Monday 18 July 2016

The Philosophical Muser Goes Nuclear



MPs are set to decide on whether to renew Britain's nuclear weapons program (Trident) in a Commons vote. Jeremy Corbyn, the Green Party, the SNP and quite a few MPs scattered across the Commons are against the renewal, whereas everyone else in Parliament is for it.

It’s obvious that the world is a much less safe place with the existence of nuclear weapons – so obvious, that in actual fact it is probably untrue. When we consider which groups of people are most likely to commit mass harm with nuclear weapons, it seems fairly obvious to me that the existence of nuclear weapons in the hands of countries that are least likely to want to commit mass harm with them (Britain, America, France, China, India) are a significant deterrent against those groups that could one day want to commit mass harm with them (Pakistan, North Korea).

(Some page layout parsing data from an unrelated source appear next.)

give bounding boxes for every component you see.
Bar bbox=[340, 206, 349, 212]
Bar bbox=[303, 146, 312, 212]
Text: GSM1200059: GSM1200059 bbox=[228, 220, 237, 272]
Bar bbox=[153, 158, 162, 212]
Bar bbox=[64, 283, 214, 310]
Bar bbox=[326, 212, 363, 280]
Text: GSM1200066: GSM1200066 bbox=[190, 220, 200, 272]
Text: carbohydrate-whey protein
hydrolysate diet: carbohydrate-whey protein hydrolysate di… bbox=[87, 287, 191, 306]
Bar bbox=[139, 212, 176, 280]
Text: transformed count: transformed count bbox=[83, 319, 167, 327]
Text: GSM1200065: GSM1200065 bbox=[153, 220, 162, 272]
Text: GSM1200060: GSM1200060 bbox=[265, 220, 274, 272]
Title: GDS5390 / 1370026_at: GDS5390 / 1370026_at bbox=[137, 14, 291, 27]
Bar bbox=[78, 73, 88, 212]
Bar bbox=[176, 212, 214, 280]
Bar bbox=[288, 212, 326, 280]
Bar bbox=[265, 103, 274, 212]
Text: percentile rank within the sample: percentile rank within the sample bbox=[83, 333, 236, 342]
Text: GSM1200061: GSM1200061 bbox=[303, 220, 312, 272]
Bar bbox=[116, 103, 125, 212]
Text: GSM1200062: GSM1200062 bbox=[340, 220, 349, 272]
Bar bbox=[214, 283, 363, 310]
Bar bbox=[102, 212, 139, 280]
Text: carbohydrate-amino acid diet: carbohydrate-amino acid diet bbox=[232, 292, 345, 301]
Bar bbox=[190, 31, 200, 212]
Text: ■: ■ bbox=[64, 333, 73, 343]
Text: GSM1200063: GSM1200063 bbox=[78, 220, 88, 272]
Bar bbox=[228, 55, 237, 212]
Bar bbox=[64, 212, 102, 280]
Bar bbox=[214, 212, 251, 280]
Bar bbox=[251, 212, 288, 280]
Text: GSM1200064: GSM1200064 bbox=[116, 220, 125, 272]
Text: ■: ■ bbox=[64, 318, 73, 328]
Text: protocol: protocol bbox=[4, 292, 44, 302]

And that's not to mention the harm that numerous dictatorships and terrorist organisations would be able to cause with nuclear capability. Europe is still mourning the damage that one maniac did with a lorry on the streets of Nice. You just wouldn't wish to contemplate how much devastation he and his fellow terrorists would love to cause with the world's most powerful weapons. It doesn't bear thinking about.

On the issue of the world being safer with nuclear weapons - some will be eager to remind me that the only time nuclear weapons have been deployed was by America against two cities in Japan in the Second World War. This is true, but although it was a hugely devastating attack, it probably catalysed the reality we’ve seen in every subsequent decade since, that the last thing the world needs is any more nuclear attacks. To put it another way, Hiroshima and Nagasaki were probably the genies that kept the rest of the world’s nuclear war potential well and truly lodged in the bottle.

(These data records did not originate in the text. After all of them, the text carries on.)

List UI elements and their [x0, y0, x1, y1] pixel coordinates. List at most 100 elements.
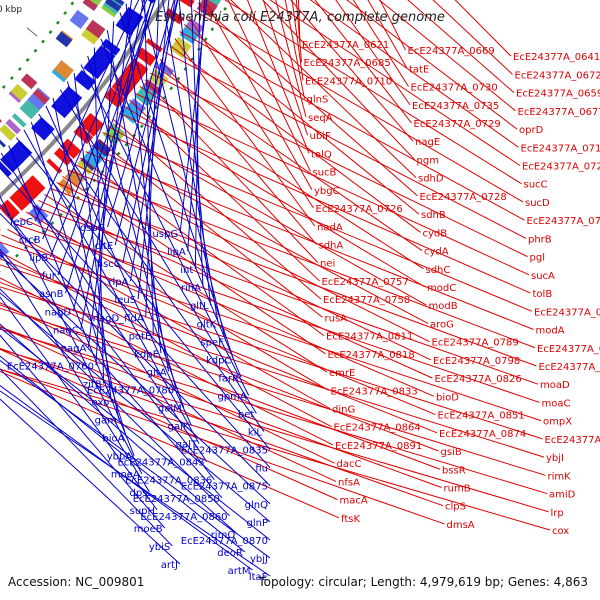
reverse-gene-label: nagC	[53, 325, 79, 336]
reverse-gene-label: EcE24377A_0875	[181, 482, 268, 493]
forward-gene-label: tolB	[533, 289, 553, 300]
reverse-gene-label: potE	[129, 331, 152, 342]
label-leader	[290, 0, 414, 142]
gene-block	[147, 0, 155, 4]
gene-block	[120, 6, 144, 30]
label-leader	[0, 325, 337, 482]
label-leader	[38, 113, 265, 432]
forward-gene-label: sucC	[524, 180, 548, 191]
reverse-gene-label: galK	[168, 422, 190, 433]
gene-block	[51, 67, 68, 83]
reverse-gene-label: EcE24377A_0760	[7, 361, 94, 372]
label-leader	[150, 72, 528, 258]
label-leader	[164, 51, 527, 239]
reverse-gene-label: glnQ	[245, 500, 268, 511]
label-leader	[73, 72, 112, 402]
label-leader	[335, 0, 411, 106]
label-leader	[0, 286, 545, 458]
inner-cog-genes	[0, 0, 125, 148]
forward-gene-label: EcE24377A_0719	[521, 143, 600, 154]
reverse-gene-label: int	[180, 265, 193, 276]
label-leader	[224, 0, 522, 185]
forward-gene-label: sucD	[525, 198, 550, 209]
kbp-tick-mark	[26, 27, 38, 37]
reverse-gene-label: lipA	[167, 247, 186, 258]
forward-gene-label: EcE24377A_0677	[518, 107, 600, 118]
accession-text: Accession: NC_009801	[8, 575, 145, 589]
reverse-gene-label: asnB	[39, 289, 64, 300]
gene-block	[104, 0, 122, 12]
reverse-gene-label: EcE24377A_0860	[140, 512, 227, 523]
map-title: Escherichia coli E24377A, complete genom…	[155, 10, 445, 25]
reverse-gene-label: deoR	[217, 548, 243, 559]
reverse-gene-label: hscC	[97, 259, 121, 270]
label-leader	[0, 167, 271, 469]
topology-text: Topology: circular; Length: 4,979,619 bp…	[258, 575, 588, 589]
label-leader	[42, 0, 148, 240]
forward-gene-label: EcE24377A_0735	[412, 101, 499, 112]
forward-gene-label: EcE24377A_0669	[408, 46, 495, 57]
gene-block	[9, 83, 28, 102]
forward-gene-label: modA	[536, 326, 565, 337]
reverse-gene-label: rihA	[181, 283, 201, 294]
forward-gene-label: lrp	[551, 508, 564, 519]
forward-gene-label: macA	[340, 496, 368, 507]
label-leader	[0, 296, 158, 511]
reverse-gene-label: EcE24377A_0836	[125, 476, 212, 487]
gene-block	[25, 94, 44, 113]
forward-gene-label: tatE	[409, 64, 429, 75]
label-leader	[93, 47, 105, 384]
forward-gene-label: rusA	[325, 313, 348, 324]
reverse-gene-label: galM	[158, 404, 182, 415]
label-leader	[378, 0, 516, 112]
forward-gene-label: gsiB	[441, 447, 462, 458]
label-leader	[56, 182, 432, 361]
forward-gene-label: rimK	[548, 471, 572, 482]
label-leader	[134, 92, 530, 276]
label-leader	[0, 264, 543, 440]
inner-cog-genes-2	[0, 0, 102, 123]
label-leader	[0, 368, 551, 531]
forward-gene-label: pgm	[417, 155, 439, 166]
forward-gene-label: nei	[320, 259, 335, 270]
label-leader	[432, 0, 513, 75]
reverse-gene-label: glnP	[247, 518, 269, 529]
label-leader	[0, 241, 542, 422]
gene-block	[64, 170, 83, 188]
gene-block	[19, 99, 40, 120]
reverse-gene-label: dsbG	[80, 223, 106, 234]
label-leader	[407, 0, 515, 93]
label-leader	[0, 390, 271, 577]
forward-gene-label: dacC	[337, 459, 362, 470]
label-leader	[162, 0, 219, 324]
label-leader	[0, 203, 215, 481]
reverse-gene-label: gam	[95, 416, 117, 427]
reverse-gene-label: supH	[130, 506, 155, 517]
label-leader	[107, 125, 427, 306]
label-leader	[262, 0, 415, 160]
label-leader	[367, 0, 408, 69]
label-leader	[314, 0, 412, 124]
reverse-gene-label: moeB	[134, 524, 163, 535]
label-leader	[95, 21, 115, 366]
gene-block	[126, 102, 143, 117]
label-leader	[57, 0, 156, 276]
forward-gene-label: EcE24377A_0730	[411, 83, 498, 94]
gene-block	[10, 140, 33, 163]
forward-gene-label: EcE24377A_0757	[322, 277, 409, 288]
forward-gene-label: EcE24377A_0728	[420, 192, 507, 203]
gene-block	[0, 139, 6, 148]
reverse-gene-label: gltK	[197, 319, 217, 330]
label-leader	[262, 0, 308, 136]
label-leader	[106, 30, 170, 372]
label-leader	[379, 0, 406, 51]
forward-gene-label: ybgC	[314, 186, 340, 197]
gene-block	[83, 63, 102, 80]
label-leader	[0, 327, 271, 541]
label-leader	[34, 0, 140, 222]
label-leader	[0, 348, 338, 501]
forward-gene-label: EcE24377A_0826	[435, 374, 522, 385]
reverse-gene-label: EcE24377A_0843	[117, 458, 204, 469]
gene-block	[85, 53, 109, 77]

Nuclear weapons are relatively expensive, but not as expensive as the 500 years’ worth of time, effort, money and natural resources that went into creating all the world’s peaceful democracies. If there is one thing about which we can positively, definitely be risk-averse, it is this. While nuclear weapons aren’t without their problems, it is insensible to risk their discontinuation, given the cost if it all goes wrong.

We cannot prove that the existence of nuclear weapons in the hands of the world’s most stable democracies is the main reason why there have been no nuclear attacks in the past 70 years, but it’s a hypothesis we cannot afford to risk being wrong about.

Arms as the cause of war as well as the tools for war?
Last September I went away to an interesting festival in London where one of the speakers was the distinguished writer Alan Storkey. He's an interesting and very nice chap, and his basic thesis is that the market effect of arms sales, and propaganda, are the biggest drivers of war, and that excessive supply and excessive sales benefits self-interested groups like arms manufacturers, which leads to creating propaganda-based distrust between nations.

This then has the dual effect of enriching arms suppliers and creating tension between nations that makes war more probable, and consequently means the market for arms plays a huge part in creating wars and engendering mass loss of lives.

I think a lot of what he has to say in that thesis is correct, but what I think it doesn't consider is that the high-end market for arms trading (particularly the kind of sophisticated technology that can cause mass loss of life) is a fairly recent thing - only a few hundred years old - yet humans in their tribal and national groups have been warring and causing mass deaths for centuries, way before they had the sophistication to trade arms or do each other harm on a global scale.

So while it could be argued that the injection of market incentives thanks to self-interested arms manufacturers certainly has added a lot more woe to the situation, history makes it quite clear that humans have pretty much always had a tendency to be in conflict.

What about gradual multilateral disarmament?
In his book War or Peace (a play on words of War and Peace) Alan Storkey also propounds an idea for a world of peace through the vehicle of a gradual ten year, 10% per year, disarmament process involving all nations. After mobilising nations worldwide, what would follow would be UN legislation for full multilateral disarmament over a ten year period, with a 10% cut in military expenditure each year for a decade.

I’m afraid, though, that while it sounds like a nice idea, and may in fact be something that could be implemented in the future, I see many problems with this kind of idealism in the current climate, not least the fact that the chances of all nations multilaterally signing up to this project are slim. Moreover, how are we supposed to enforce it except by the means Mr Storkey is trying to diminish – by nuclear deterrent? I’m not sure it would be as straightforward as Mr Storkey imagines.  

I personally think there are too many nations that do not share this goal and are too unstable and have too much sectarianism for this to be realistically achieved. You have to remember that it took us several hundred years to get to go from feudalism to the advanced, stable, prosperous nation we are now, and it's quite understandable that the risk-aversion to even slight dangers are prominently part of a nation's national defence (plus I don't think the Americans would make it very easy for us to unilaterally decommission our nuclear capabilities, although that's a whole other complex issue).

I think a common goal of not having nuclear weapons in the world is a noble one, and not entirely unrealistic as we might evolve over the next century or so to a position where nuclear threats are a thing of the past. But it's one we are not currently ready to pursue in the manner that our anti-Trident friends wish us to.